The Silver Lake shaman is no more an actual shaman than the Brooklyn lumberjack felled trees for a living, but the lifestyle does include supplies a person might find in a healer’s tipi: crystals, smudge sticks, and essential oils among them. (And she might well sip ”a copper cup of silver needle and calendula tea” for breakfast.)

Even Jen Mankins, owner of the influential Brooklyn boutique Bird—who the New York Times has called ”the curator of the ‘Brooklyn look”—is under their spell. She recently opened a location in Los Angeles, the first outside her home borough.

“Every person I knew in New York was moving to LA,” said Mankins, with a laugh. “There’s always been a little bit of back and forth, but I just feel there’s been this real wave of development and excitement and movement—literally—to the West Coast, from everywhere.”

Desert minimalism

Mankins credits a resurgence in Los Angeles’ garment manufacturing with helping to perpetuate this new LA look, one she characterizes as ”desert minimalism,” marked by its ease of shapes and shades-of-sandy color palette. (“In the past, one option of sand would have been enough,” she said.)

A decade ago, only one or two designers represented at Bird made their clothes in Los Angeles, Mankins said. Now she carries dozens of LA-based labels. These include Raquel Allegra, who tie-dyes, cuts, and sews her tie-dyed dresses and flow-y pants in downtown Los Angeles; and Shaina Mote, whose elegant, spare dresses and sweaters recall aprons and kimonos.

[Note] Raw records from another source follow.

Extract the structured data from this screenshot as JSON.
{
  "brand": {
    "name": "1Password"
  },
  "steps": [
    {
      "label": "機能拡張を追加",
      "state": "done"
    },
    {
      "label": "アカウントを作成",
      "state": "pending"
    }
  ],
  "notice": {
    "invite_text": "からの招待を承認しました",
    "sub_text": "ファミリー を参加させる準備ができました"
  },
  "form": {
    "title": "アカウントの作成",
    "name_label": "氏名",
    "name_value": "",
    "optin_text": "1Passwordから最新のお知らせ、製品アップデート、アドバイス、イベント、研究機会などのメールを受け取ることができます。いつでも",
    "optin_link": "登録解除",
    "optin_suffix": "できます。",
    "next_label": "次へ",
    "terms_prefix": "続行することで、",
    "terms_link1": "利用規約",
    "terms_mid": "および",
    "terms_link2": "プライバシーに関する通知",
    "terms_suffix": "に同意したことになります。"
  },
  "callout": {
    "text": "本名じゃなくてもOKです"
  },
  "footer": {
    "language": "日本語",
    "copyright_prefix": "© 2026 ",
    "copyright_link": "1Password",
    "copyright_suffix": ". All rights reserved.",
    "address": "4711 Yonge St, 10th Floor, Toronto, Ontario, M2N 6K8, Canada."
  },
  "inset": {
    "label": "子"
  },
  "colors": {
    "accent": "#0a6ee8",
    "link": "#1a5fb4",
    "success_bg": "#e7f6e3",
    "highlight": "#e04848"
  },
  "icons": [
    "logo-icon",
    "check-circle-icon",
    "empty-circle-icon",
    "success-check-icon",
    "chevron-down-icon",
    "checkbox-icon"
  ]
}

As these and other designers grow their grass-roots fashion businesses in southern California, the international fashion industry is shining its spotlight on the American West as well. In recent seasons, labels including Vetements, Tommy Hilfiger, and Rachel Comey have favored Los Angeles for the sorts of events that typically take place in Paris or New York. Earlier this month, Dior showed its resort 2018 collection on a remote canyon preserve northeast of Los Angeles. Dior artistic director Maria Grazia Chiuri cited shamanic healer Vicki Noble and the modernist artist Georgia O’Keeffe as inspirations for the clothes, which included prairie dresses, ponchos, and flat-topped straw hats. Indeed, O’Keeffe could be called the spirit mother of this “desert minimalism,” with her rustic, elegant lifestyle at her New Mexico home, Ghost Ranch. (And she’s finding new fans with the recent book and exhibition, Georgia O’Keeffe: Living Modern.)

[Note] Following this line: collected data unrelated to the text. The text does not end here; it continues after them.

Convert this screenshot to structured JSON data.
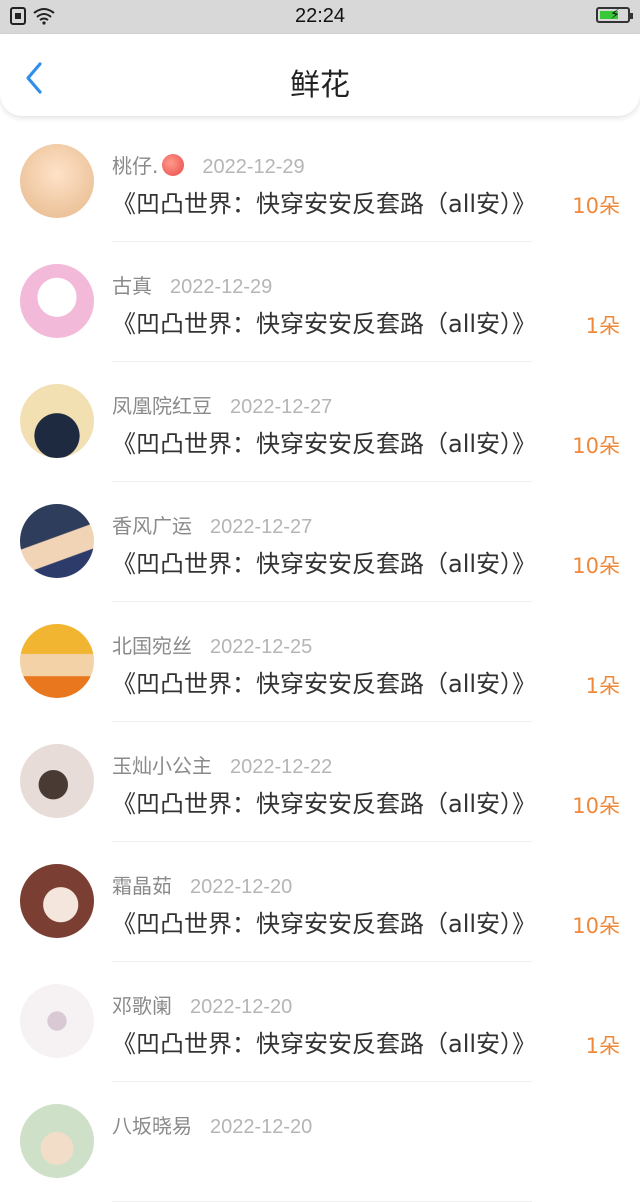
{
  "status": {
    "time": "22:24"
  },
  "header": {
    "title": "鲜花"
  },
  "items": [
    {
      "name": "桃仔.",
      "date": "2022-12-29",
      "book": "《凹凸世界：快穿安安反套路（all安）》",
      "count": "10朵",
      "avatar_color": "#f3d7b8",
      "has_peach": true
    },
    {
      "name": "古真",
      "date": "2022-12-29",
      "book": "《凹凸世界：快穿安安反套路（all安）》",
      "count": "1朵",
      "avatar_color": "#f7c6e0"
    },
    {
      "name": "凤凰院红豆",
      "date": "2022-12-27",
      "book": "《凹凸世界：快穿安安反套路（all安）》",
      "count": "10朵",
      "avatar_color": "#f0dca8"
    },
    {
      "name": "香风广运",
      "date": "2022-12-27",
      "book": "《凹凸世界：快穿安安反套路（all安）》",
      "count": "10朵",
      "avatar_color": "#3a4a6a"
    },
    {
      "name": "北国宛丝",
      "date": "2022-12-25",
      "book": "《凹凸世界：快穿安安反套路（all安）》",
      "count": "1朵",
      "avatar_color": "#e89a2a"
    },
    {
      "name": "玉灿小公主",
      "date": "2022-12-22",
      "book": "《凹凸世界：快穿安安反套路（all安）》",
      "count": "10朵",
      "avatar_color": "#d8d2cc"
    },
    {
      "name": "霜晶茹",
      "date": "2022-12-20",
      "book": "《凹凸世界：快穿安安反套路（all安）》",
      "count": "10朵",
      "avatar_color": "#6b3b2e"
    },
    {
      "name": "邓歌阑",
      "date": "2022-12-20",
      "book": "《凹凸世界：快穿安安反套路（all安）》",
      "count": "1朵",
      "avatar_color": "#f2eef0"
    },
    {
      "name": "八坂晓易",
      "date": "2022-12-20",
      "book": "",
      "count": "",
      "avatar_color": "#cfe0c8"
    }
  ]
}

Our lady of the canyon: Dior
Our lady of the canyon: Dior
Image: Invision/AP/Willy Sanjuan

The Instagram migration

Today, the poster children for this neo-hippie aesthetic can be easily found on Instagram, where they display creative and productive lives bathed in natural light and amongst palm trees. (Perhaps that’s what prompted one New York-based artist to ask recently on a visit to LA: “Why do we live in a trash can?!” and countless others to just move there.)

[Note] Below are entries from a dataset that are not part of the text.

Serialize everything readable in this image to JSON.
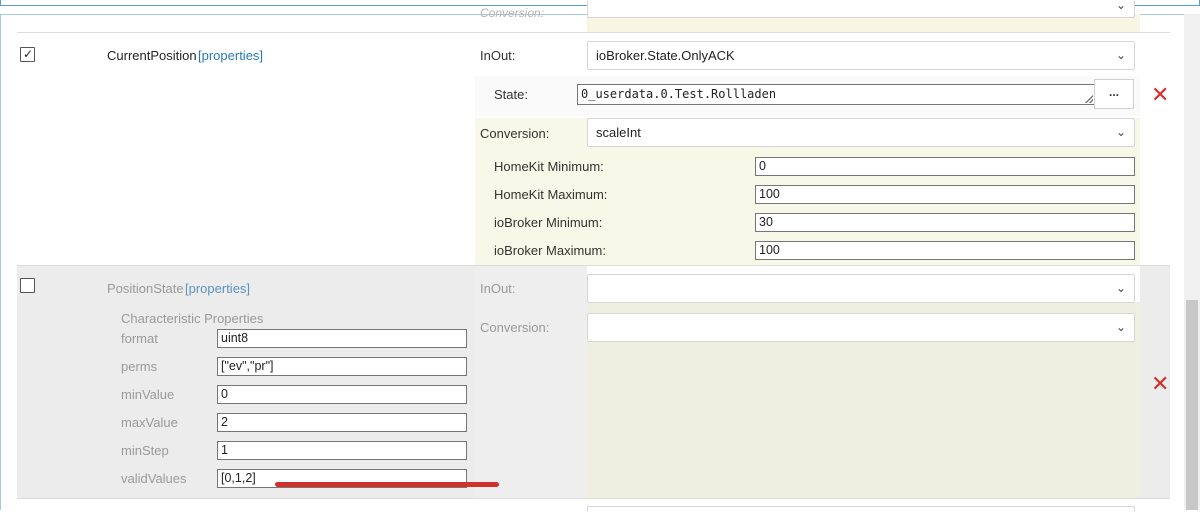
{
  "header_cut": {
    "conversion_label": "Conversion:"
  },
  "rows": [
    {
      "checked": true,
      "name": "CurrentPosition",
      "properties_link": "[properties]",
      "inout_label": "InOut:",
      "inout_value": "ioBroker.State.OnlyACK",
      "state_label": "State:",
      "state_value": "0_userdata.0.Test.Rollladen",
      "browse_button": "...",
      "conversion_label": "Conversion:",
      "conversion_value": "scaleInt",
      "params": [
        {
          "label": "HomeKit Minimum:",
          "value": "0"
        },
        {
          "label": "HomeKit Maximum:",
          "value": "100"
        },
        {
          "label": "ioBroker Minimum:",
          "value": "30"
        },
        {
          "label": "ioBroker Maximum:",
          "value": "100"
        }
      ],
      "delete_icon": "✕"
    },
    {
      "checked": false,
      "name": "PositionState",
      "properties_link": "[properties]",
      "char_props_title": "Characteristic Properties",
      "props": [
        {
          "label": "format",
          "value": "uint8"
        },
        {
          "label": "perms",
          "value": "[\"ev\",\"pr\"]"
        },
        {
          "label": "minValue",
          "value": "0"
        },
        {
          "label": "maxValue",
          "value": "2"
        },
        {
          "label": "minStep",
          "value": "1"
        },
        {
          "label": "validValues",
          "value": "[0,1,2]"
        }
      ],
      "inout_label": "InOut:",
      "inout_value": "",
      "conversion_label": "Conversion:",
      "conversion_value": "",
      "delete_icon": "✕"
    }
  ],
  "colors": {
    "accent_link": "#2a7ab8",
    "delete_red": "#d2312d",
    "annotation_red": "#d0312d",
    "panel_yellow": "#f8f8e8"
  }
}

Thousands of Silver Lake shamans convened in real life last weekend at the Echo Park Craft Fair: a semi-annual event with an artist roster that reads like a source list for this highly desirable, super-chill lifestyle: wide-brimmed straw hats from Clyde; floral-printed Fleetwood Mac-style frocks by Doen; mushroom protein and Sex Dust (yes, Sex Dust) from Moon Juice; coconut sugar-sweetened almond butter from Solstice Canyon; and so many ceramics.

Beatrice Valenzuela—who creates flat, cushioned sandals perfect for padding across one’s patio—founded the fair in 2009 in her Echo Park backyard, and was joined two years later by co-founder Rachel Craven, whose convex linen caftans are also an elemental piece of the Silver Lake shaman’s wardrobe.

Participating designers have influenced one another, Valenzuela said. Muted colors with bright pop accents prevailed last weekend, and organic shapes echoed between jewelry and ceramics. That aesthetic is echoed far from America’s Pacific coast, too: Valenzuela’s friends have sent her photos of the look, and boutiques selling it, from France to Australia.

“I don’t know if we can take total credit for that,” said Valenzuela. But, she conceded, “Our community has really become global now.”